In a medium bowl, stir together the garlic and lemon juice; set aside for 10 minutes. Meanwhile, in an 8-inch skillet over medium, heat the butter until bubbling. Add the Aleppo pepper and cook, swirling, until bright red and fragrant, about 1 minute. Remove from the heat and set aside.

To the garlic-lemon mixture, stir in the yogurt and ¼ teaspoon salt. Divide among 4 serving bowls, then set aside at room temperature. In a small bowl, toss together the cilantro, mint and dill; set aside. In a large Dutch oven over medium-high, combine 3 quarts water and the vinegar; bring to a boil. Break 1 egg into a small bowl, ramekin or teacup. Add the egg to the water by holding the bowl just above the surface, tilting it and letting the egg slide in; the egg will sink. Repeat with the remaining eggs, spacing them evenly and noting the order added. Simmer gently, uncovered and without stirring, until the whites are set but the yolks are still soft, 3 to 4 minutes; do not boil.

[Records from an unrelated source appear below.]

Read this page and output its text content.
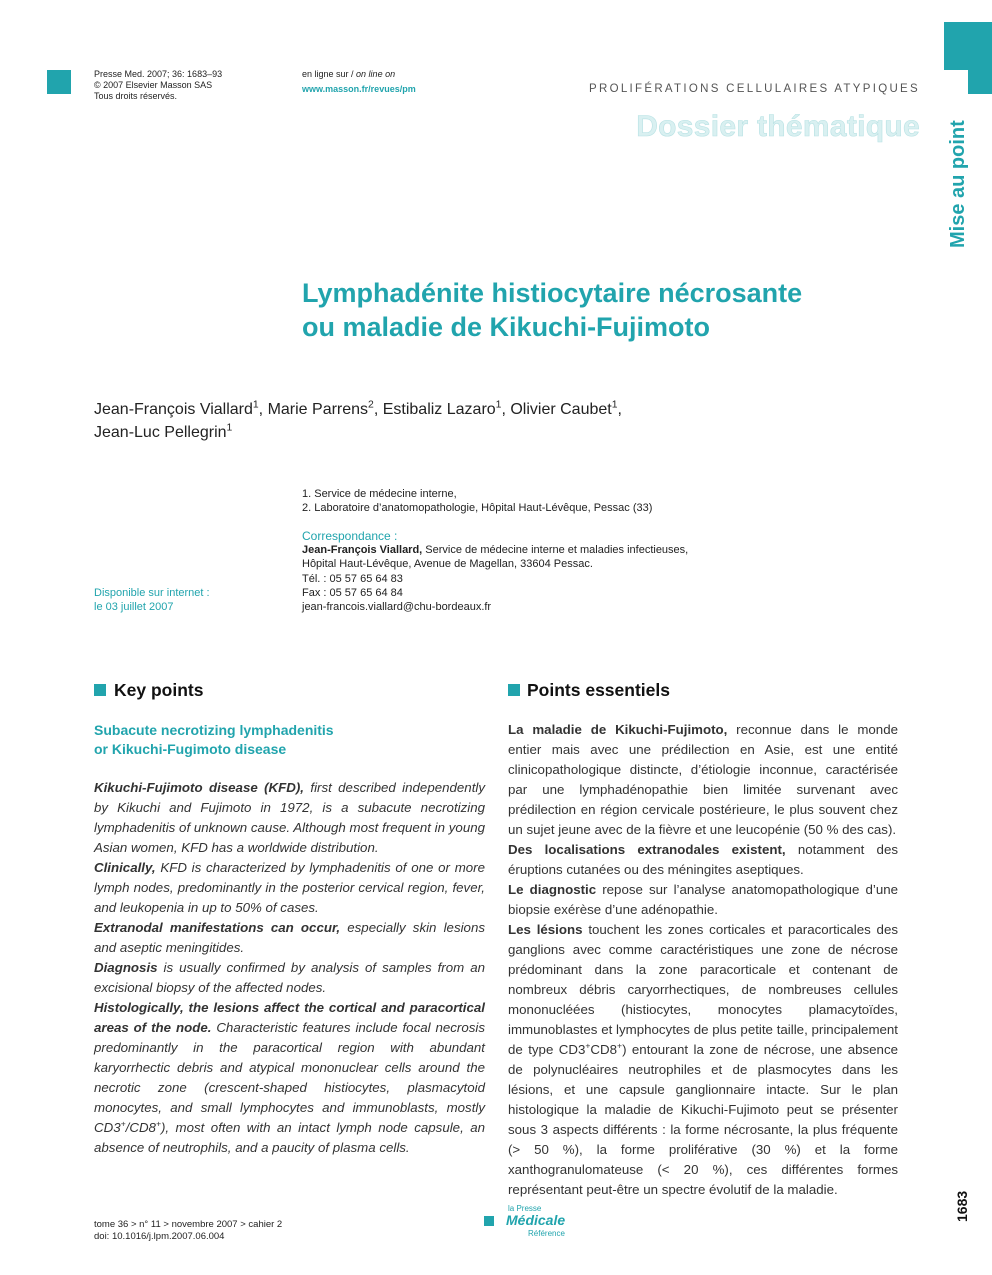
Presse Med. 2007; 36: 1683–93
© 2007 Elsevier Masson SAS
Tous droits réservés.
en ligne sur / on line on
www.masson.fr/revues/pm	PROLIFÉRATIONS CELLULAIRES ATYPIQUES
Dossier thématique Mise au point
Lymphadénite histiocytaire nécrosante
ou maladie de Kikuchi-Fujimoto
Jean-François Viallard$^1$, Marie Parrens$^2$, Estibaliz Lazaro$^1$, Olivier Caubet$^1$,
Jean-Luc Pellegrin$^1$
1. Service de médecine interne,
2. Laboratoire d’anatomopathologie, Hôpital Haut-Lévêque, Pessac (33)
Correspondance :
Jean-François Viallard, Service de médecine interne et maladies infectieuses,
Hôpital Haut-Lévêque, Avenue de Magellan, 33604 Pessac.
Tél. : 05 57 65 64 83
Fax : 05 57 65 64 84
jean-francois.viallard@chu-bordeaux.fr
Disponible sur internet :
le 03 juillet 2007
Key points
Subacute necrotizing lymphadenitis
or Kikuchi-Fugimoto disease

Kikuchi-Fujimoto disease (KFD), first described independently by Kikuchi and Fujimoto in 1972, is a subacute necrotizing lymphadenitis of unknown cause. Although most frequent in young Asian women, KFD has a worldwide distribution.

Clinically, KFD is characterized by lymphadenitis of one or more lymph nodes, predominantly in the posterior cervical region, fever, and leukopenia in up to 50% of cases.

Extranodal manifestations can occur, especially skin lesions and aseptic meningitides.

Diagnosis is usually confirmed by analysis of samples from an excisional biopsy of the affected nodes.

Histologically, the lesions affect the cortical and paracortical areas of the node. Characteristic features include focal necrosis predominantly in the paracortical region with abundant karyorrhectic debris and atypical mononuclear cells around the necrotic zone (crescent-shaped histiocytes, plasmacytoid monocytes, and small lymphocytes and immunoblasts, mostly CD3+/CD8+), most often with an intact lymph node capsule, an absence of neutrophils, and a paucity of plasma cells.

Points essentiels

La maladie de Kikuchi-Fujimoto, reconnue dans le monde entier mais avec une prédilection en Asie, est une entité clinicopathologique distincte, d’étiologie inconnue, caractérisée par une lymphadénopathie bien limitée survenant avec prédilection en région cervicale postérieure, le plus souvent chez un sujet jeune avec de la fièvre et une leucopénie (50 % des cas).

Des localisations extranodales existent, notamment des éruptions cutanées ou des méningites aseptiques.

Le diagnostic repose sur l’analyse anatomopathologique d’une biopsie exérèse d’une adénopathie.

Les lésions touchent les zones corticales et paracorticales des ganglions avec comme caractéristiques une zone de nécrose prédominant dans la zone paracorticale et contenant de nombreux débris caryorrhectiques, de nombreuses cellules mononucléées (histiocytes, monocytes plamacytoïdes, immunoblastes et lymphocytes de plus petite taille, principalement de type CD3+CD8+) entourant la zone de nécrose, une absence de polynucléaires neutrophiles et de plasmocytes dans les lésions, et une capsule ganglionnaire intacte. Sur le plan histologique la maladie de Kikuchi-Fujimoto peut se présenter sous 3 aspects différents : la forme nécrosante, la plus fréquente (> 50 %), la forme proliférative (30 %) et la forme xanthogranulomateuse (< 20 %), ces différentes formes représentant peut-être un spectre évolutif de la maladie.

tome 36 > n° 11 > novembre 2007 > cahier 2
doi: 10.1016/j.lpm.2007.06.004
la Presse
Médicale
Référence
1683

Using a slotted spoon, remove the eggs one at a time in the order they were added, allowing excess water to drain off, and place on a plate. Let drain for a few minutes, then place 1 egg in each bowl, setting it on the yogurt. Drizzle each serving with 1 tablespoon of the Aleppo butter and top with the herbs, dividing it evenly. Sprinkle with sea salt (if using).